Discurso no Twitter e Mídias Sociais: como usamos linguagem para criar afiliação na web

discourse and social media

O livro “Discourse of Twitter and Social Media: How We Use Language to Create Affiliation on the Web” foi lançado em 2012 pela professora Michelle Zappavigna, da University of South Wales (Austrália). A discussão e análise teórico-analítica se debruçou em um corpus, chamado de HERMES, criado pela pesquisadora com cerca de 7 milhões de tweets e de 100 milhões de palavras.

É um excelente exemplo da aplicação da linguística de corpus para a análise de mídias sociais, discurso, práticas interacionais, afetivas e políticas. Ao longo de seus capítulos, a autora aplica técnicas como análise de colocações, n-gram e contagem de frequências para identificar padrões e desvios nos textos do Twitter.

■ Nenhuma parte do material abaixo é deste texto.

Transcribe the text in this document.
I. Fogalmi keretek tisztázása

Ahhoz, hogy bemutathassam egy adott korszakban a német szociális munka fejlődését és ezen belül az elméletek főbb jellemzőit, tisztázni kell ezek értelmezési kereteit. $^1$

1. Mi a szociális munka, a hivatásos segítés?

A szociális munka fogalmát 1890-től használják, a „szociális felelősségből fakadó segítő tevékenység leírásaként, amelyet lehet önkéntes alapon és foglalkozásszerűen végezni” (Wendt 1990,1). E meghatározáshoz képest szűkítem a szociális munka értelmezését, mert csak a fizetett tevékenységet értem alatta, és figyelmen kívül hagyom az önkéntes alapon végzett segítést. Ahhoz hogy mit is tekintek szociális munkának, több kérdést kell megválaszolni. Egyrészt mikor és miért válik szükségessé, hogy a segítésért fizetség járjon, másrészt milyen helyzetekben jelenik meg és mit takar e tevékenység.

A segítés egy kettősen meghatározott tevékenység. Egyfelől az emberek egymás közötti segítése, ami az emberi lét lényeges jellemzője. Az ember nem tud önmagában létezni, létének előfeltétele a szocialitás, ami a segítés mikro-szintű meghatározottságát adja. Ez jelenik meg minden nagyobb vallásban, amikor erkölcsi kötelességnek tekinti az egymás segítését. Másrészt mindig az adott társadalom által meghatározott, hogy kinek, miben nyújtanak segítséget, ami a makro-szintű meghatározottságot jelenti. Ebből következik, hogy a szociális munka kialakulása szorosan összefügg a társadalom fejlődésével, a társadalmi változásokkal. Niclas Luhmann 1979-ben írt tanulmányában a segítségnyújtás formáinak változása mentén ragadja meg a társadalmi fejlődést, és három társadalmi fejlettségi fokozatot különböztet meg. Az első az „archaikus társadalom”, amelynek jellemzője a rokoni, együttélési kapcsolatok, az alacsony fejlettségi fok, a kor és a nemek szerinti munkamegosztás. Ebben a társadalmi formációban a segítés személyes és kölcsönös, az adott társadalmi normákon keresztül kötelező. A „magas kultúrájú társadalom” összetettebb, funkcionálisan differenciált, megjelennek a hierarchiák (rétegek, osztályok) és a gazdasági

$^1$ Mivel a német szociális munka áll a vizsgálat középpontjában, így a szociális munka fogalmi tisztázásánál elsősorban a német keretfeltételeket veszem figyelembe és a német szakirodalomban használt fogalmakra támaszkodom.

O primeiro capítulo, Social Media as Corpora, discute a possibilidade de entender as mídias sociais, e a sociedade através delas, a partir da construção de corpora de conteúdos textuais gerados em tempo real no Twitter. Parte do princípio de que as mídias sociais permitiram, sobretudo, a emergência da possibilidade de “discurso buscável” (searchable talk), com impactos relevantes na sociabilidade. Qualquer pessoa que já utilizou uma hashtag para marcar uma posição política ou para falar de um programa televiso, sabe muito bem do que a autora está falando:

“searchable talk, a change in social relations whereby we mark our discourse so that it can be found by others, in effect so that we can bond around particular values”

Zappavigna utiliza a SFL (systemic functional linguistics), que direciona a análise para uma abordagem funcional de análise utilizando metodologias de linguística de corpus. A partir da base antropológica, sobretudo de Malinowski, vê a linguagem como recurso para a realização de três funções: função ideacional de determinação de experiência, função interpesssoal de negociação de relações e função de textual de organização da informação.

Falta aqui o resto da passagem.